Hay tres cosas que desde muy lejanos tiempos hago todos los años por estas fechas: mostrar mi oposición a la fiesta nacional, criticar el espectáculo de las carreras matinales por las calles de Pamplona y recordar el asesinato de Germán Rodríguez a manos de la Policía de Adolfo Suárez (tan entrañable él, tan demócrata, tan tolerante, tan celebrado), crimen absurdo y repugnante del que mañana se cumplirán 29 años.
Las tres tareas las emprendo año tras año con el mismo espíritu, tan desesperanzado como terco.
De mi recuerdo hacia Germán no tengo por qué dar explicaciones: se explica solo. Forma parte de una lista que llevo escrita a sangre y fuego en la memoria: Jesús Mari García Ripalda, Miquel Grau, Aniano Jiménez, Ricardo García Pellejero… Muertos de mi propia biografía, sectaria, y a mucha honra.
Quizá haya quien se pregunte, a cambio, de dónde me sale esa vena antitauromáquica por la que tanto y tan regularmente sangro. Me pregunto si ya lo habré contado alguna vez: Google me dice que no, pero cualquiera sabe.
Es fruto, como tantas otras cosas, de un trauma infantil. O de muchos traumas encadenados, de esos que acaban conformando lo que un difunto amigo mío, simpático pero estructuralista, llamaba «un continuo acumulativo».
Mi padre era muy aficionado a la fiesta brava. Era una afición que le venía de su progenitor, que había sido de todo, pero mayormente jefe de todas las Policías que se le pusieron a tiro (la de la Monarquía, la de la República y la de Franco), razón por la cual había tenido el encargo de presidir muchos espectáculos del género, incluidos los del coso de Las Ventas, junto al que ahora vivo, por esas cosas que tiene la vida. Viniéndole de casta, el galgo de mi padre se apalancaba delante de la tele tarde tras tarde, allá por mi primera adolescencia –he tenido varias–, y lo comentaba todo con sólido conocimiento de causa: «Ese toro es bizco», «¡A quién se le ocurre recibirlo a puerta gayola, con el viento que hace!», «Le está apuntando al rincón de Ordóñez, el muy tramposo», «Mira cómo le enseña el pico»… Y cuando el uno no era berrendo en negro, nos salía tostao corrobragao, o yo qué sé. Y déjale salida, y cómo le ha alegrado ese puyazo, y deberían ponerle banderillas negras… Y así. De modo que me hice conocedor del arte de Cúchares, de civil Francisco Arjona.

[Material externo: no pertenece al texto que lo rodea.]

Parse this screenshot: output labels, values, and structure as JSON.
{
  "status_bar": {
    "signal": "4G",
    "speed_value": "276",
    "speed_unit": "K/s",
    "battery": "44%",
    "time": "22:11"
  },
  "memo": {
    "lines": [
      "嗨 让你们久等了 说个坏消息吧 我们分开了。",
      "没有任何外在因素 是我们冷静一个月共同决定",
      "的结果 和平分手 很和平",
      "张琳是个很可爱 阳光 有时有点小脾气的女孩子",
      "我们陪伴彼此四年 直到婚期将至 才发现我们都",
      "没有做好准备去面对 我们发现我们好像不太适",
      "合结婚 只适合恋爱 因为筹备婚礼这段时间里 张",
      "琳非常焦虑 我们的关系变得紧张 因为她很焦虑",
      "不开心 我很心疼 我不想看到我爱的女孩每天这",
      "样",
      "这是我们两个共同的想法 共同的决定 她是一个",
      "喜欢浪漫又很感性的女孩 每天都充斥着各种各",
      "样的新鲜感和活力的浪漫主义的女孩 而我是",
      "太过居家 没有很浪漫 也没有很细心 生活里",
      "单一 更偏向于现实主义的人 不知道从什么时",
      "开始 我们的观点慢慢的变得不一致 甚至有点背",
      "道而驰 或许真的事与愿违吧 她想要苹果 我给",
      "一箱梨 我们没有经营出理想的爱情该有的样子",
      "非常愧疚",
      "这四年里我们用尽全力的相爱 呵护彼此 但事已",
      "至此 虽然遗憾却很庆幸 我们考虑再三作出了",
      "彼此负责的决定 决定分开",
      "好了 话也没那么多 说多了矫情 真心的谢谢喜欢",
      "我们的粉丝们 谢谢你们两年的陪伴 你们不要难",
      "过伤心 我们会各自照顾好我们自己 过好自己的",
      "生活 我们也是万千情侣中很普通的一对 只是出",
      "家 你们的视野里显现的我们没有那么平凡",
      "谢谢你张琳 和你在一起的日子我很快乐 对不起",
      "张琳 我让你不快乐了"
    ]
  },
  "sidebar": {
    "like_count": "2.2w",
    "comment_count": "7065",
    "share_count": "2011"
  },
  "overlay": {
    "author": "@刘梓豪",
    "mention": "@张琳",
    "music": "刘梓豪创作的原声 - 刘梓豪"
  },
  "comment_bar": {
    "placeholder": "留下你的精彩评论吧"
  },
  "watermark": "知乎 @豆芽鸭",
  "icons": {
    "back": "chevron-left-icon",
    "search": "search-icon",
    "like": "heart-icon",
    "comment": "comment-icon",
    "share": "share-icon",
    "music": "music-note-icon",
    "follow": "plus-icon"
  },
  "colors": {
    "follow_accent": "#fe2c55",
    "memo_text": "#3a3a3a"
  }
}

Para mi enfado. Porque, si bien ya por entonces alentaba objeciones de principio contra tan sangriento espectáculo –os recomiendo vivamente que os informéis sobre los instrumentos del toreo, lo que os acercará a la realidad de la fiesta–, lo que predominaba en mis sentimientos de entonces era un hecho muy sencillo: si aquello había gustado a mi abuelo paterno (nada que ver con el materno) y si gustaba a mi padre (¿nada que ver con mi madre?), no podía estar bien.
Es lo mismo que me sucede con el Real Madrid, del que mi padre era forofo hasta la náusea.
Un amigo me espetó hace unos meses, con cara de sincero asombro: «¿Y reconoces así, con total naturalidad, que odias al Real Madrid por culpa de un trauma infantil?». Le rectifiqué: «De un trauma, no. De muchos traumas».
De lo que me felicito es de lo certeramente orientados que estuvieron mis traumas infantiles. Llegado casi a los sesenta, me sigue pareciendo de perlas tener un paquete de mucho cuidado al Real Madrid, que tengo motivos sobrados para considerar quintaesencia del franquismo –así me lo presentaron, echando mano a numerosos argumentos– y veo con los mejores ojos el paquete que le tengo a la fiesta nacional, que ni es nacional ni tiene nada de fiesta.
Lo de los encierros… Ça va de soi, que diría un guiri que no fuera como Hemingway, que se hizo célebre por pasearse por el mundo adorando los exotismos, como todo buen amante de la american way of life que se precie. (¿Alguien ha leído algo más repleto de topicazos españoloides que ¿Por quién doblan las campanas?)
Que haya un montón de gente –sobria o borracha, me da igual– que se ponga a las 8 de la mañana a correr delante de unos astados, arriesgando tontamente su vida con respaldo de todos los poderes públicos, financiados con el dinero de mis impuestos y con la bendición del obispo de la diócesis, me parece de auténtica coña.
Ahora, lo que se dice sorprenderme, no me sorprende. A un país de coña le corresponden unos espectáculos de coña.
Y si alguien muere en ello, pues qué bien, ya que lo hace tan a gusto y feliz.